Como sempre acontece com atores de picadeiro, as lágrimas continuaram longe dos olhos quando o orador tentou chorar em homenagem ao advogado Cristiano Zanin, pelo esforço que fez para resgatar da cadeia um corrupto duas vezes condenado em segunda instância. 

Não é pouca coisa. 

Mas não é tudo. 

Gilmar também fingiu ignorar que a vitória da obscenidade estava assegurada. 

Sabia fazia muito tempo que Cármen Lúcia topara sujar a biografia para reduzir-se a Carmendes. 

Haja cinismo.

Comecei com Paulo Francis, termino com Tom Jobim. 

Numa noite no Rio, minutos antes do início da entrevista para um programa de TV, ouvi a pergunta inesperada. 

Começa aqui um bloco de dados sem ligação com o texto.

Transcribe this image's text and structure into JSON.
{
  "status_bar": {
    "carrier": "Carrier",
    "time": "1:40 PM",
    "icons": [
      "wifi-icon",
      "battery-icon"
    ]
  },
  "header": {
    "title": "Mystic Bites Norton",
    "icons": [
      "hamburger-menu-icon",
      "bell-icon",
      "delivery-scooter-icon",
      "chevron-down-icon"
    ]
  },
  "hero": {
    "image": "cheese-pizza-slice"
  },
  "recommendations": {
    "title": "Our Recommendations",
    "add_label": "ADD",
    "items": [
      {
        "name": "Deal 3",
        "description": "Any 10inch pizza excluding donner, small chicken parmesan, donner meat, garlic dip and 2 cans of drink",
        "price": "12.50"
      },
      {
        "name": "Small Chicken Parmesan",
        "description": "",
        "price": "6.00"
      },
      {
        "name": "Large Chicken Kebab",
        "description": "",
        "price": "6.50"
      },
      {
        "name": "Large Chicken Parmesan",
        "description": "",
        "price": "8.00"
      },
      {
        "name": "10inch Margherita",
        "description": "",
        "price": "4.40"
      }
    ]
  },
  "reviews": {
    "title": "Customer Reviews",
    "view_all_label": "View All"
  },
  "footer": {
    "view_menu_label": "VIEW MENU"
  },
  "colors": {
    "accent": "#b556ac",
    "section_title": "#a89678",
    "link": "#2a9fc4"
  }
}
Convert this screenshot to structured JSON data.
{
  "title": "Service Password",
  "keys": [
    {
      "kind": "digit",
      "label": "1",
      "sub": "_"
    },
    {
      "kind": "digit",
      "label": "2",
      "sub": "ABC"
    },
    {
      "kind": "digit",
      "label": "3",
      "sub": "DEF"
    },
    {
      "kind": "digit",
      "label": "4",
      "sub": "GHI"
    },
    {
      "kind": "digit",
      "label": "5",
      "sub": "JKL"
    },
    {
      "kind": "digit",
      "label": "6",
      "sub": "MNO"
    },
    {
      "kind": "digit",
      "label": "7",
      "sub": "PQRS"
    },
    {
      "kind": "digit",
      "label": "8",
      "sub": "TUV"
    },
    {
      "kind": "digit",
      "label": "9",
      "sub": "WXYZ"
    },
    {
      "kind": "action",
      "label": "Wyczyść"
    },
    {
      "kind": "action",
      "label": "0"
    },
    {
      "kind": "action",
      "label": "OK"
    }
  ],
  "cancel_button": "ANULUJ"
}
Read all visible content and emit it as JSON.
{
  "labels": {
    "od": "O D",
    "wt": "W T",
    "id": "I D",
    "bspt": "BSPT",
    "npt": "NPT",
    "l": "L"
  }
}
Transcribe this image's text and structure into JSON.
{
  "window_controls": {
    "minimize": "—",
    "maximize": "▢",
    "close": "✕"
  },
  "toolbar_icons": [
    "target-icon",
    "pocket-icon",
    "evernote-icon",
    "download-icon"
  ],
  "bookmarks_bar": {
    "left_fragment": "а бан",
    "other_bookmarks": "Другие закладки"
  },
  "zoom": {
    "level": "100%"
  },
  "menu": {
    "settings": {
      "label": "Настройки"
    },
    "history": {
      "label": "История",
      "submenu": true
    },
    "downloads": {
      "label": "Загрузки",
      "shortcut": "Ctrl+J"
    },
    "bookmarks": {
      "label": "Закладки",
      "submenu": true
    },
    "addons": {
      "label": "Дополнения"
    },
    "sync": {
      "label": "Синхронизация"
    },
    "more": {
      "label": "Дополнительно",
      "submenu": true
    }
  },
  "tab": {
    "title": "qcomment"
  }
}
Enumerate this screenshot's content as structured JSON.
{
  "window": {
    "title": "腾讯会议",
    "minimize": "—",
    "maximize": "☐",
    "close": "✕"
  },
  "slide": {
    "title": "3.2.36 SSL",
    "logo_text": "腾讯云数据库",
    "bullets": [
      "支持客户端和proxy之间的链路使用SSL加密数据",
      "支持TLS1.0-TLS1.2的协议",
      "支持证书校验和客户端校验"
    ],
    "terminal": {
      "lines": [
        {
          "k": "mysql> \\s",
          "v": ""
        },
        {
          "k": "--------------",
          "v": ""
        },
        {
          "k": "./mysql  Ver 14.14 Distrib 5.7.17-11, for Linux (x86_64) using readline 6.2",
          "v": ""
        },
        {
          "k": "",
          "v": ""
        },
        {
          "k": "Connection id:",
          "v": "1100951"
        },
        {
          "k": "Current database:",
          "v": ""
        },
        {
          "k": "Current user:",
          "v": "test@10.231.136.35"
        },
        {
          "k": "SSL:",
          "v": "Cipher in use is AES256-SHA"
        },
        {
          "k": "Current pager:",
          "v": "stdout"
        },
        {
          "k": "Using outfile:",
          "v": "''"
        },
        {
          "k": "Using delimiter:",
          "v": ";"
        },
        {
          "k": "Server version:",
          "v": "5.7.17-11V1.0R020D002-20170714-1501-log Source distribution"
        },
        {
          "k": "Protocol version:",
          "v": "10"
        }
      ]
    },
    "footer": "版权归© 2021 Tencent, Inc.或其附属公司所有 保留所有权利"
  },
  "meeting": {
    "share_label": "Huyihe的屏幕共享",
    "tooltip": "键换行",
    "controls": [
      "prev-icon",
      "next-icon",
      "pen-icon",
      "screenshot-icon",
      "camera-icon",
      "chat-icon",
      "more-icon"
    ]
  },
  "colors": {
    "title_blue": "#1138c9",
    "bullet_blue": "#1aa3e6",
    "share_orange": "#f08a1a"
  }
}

“Você sabia que sou especialista em olhares?”. 

Não, não sabia. 

Tom foi em frente: 

“É muito útil. Os olhos escancaram a alma e o caráter, descubro como a pessoa é em um segundo. Tem o olhar honesto, o esquivo, o sincero, o dissimulado, o arrogante, o confiante, o medroso, o perverso, e por aí vai. Um grande ator consegue mudar o modo de andar, o penteado, o figurino. Pode engordar ou emagrecer, pode usar maquiagem para ficar mais jovem ou mais velho, pode mudar quase tudo. Menos o olhar. Ninguém me engana. Nem o Marlon Brando”. 

Marlon Brando, de novo. 

Nesta semana, lembrei-me dessas conversas e lamentei de novo a partida da grande dupla. 

O que Francis estaria escrevendo sobre Gilmar Mendes? 

E como Tom Jobim definiria o olhar do gerentão do Supremo?

Eis aí uma mirada que conheço bem. 

Já vi esse olhar inconfundível nas brigas no portão do grupo escolar e do colégio, nos tensos barulhos de 1968, nos tumultos que encerraram antes da hora o jogo de futebol na várzea, a bordo do avião forçado ao pouso de emergência, num país assombrado pelo fantasma da guerra civil, em dois arranha-céus lambidos pelo fogo — enfim, já vi esse olhar em rostos alheios confrontados com perigos reais e imediatos. 

É o mesmo exibido por Gilmar Mendes nos vídeos que o mostram em alguma rua de Portugal, tentando afastar-se de dois ou três brasileiros indignados com o que fez, faz e pretende fazer depois de cobrir-se com a toga negra, fantasia que o transforma em Gilmar, o Supremo. 

É o olhar de quem esbanja valentia em duelos retóricos e bate-bocas em sessões do tribunal, mas sabe desde a infância que será sitiado pelo pânico quando a situação requerer a coragem física que sempre lhe faltou. 

Sublinhado pela palidez e pelo sorriso bestificado do pugilista no momento do nocaute, o olhar do ministro é o desenhado pelo medo.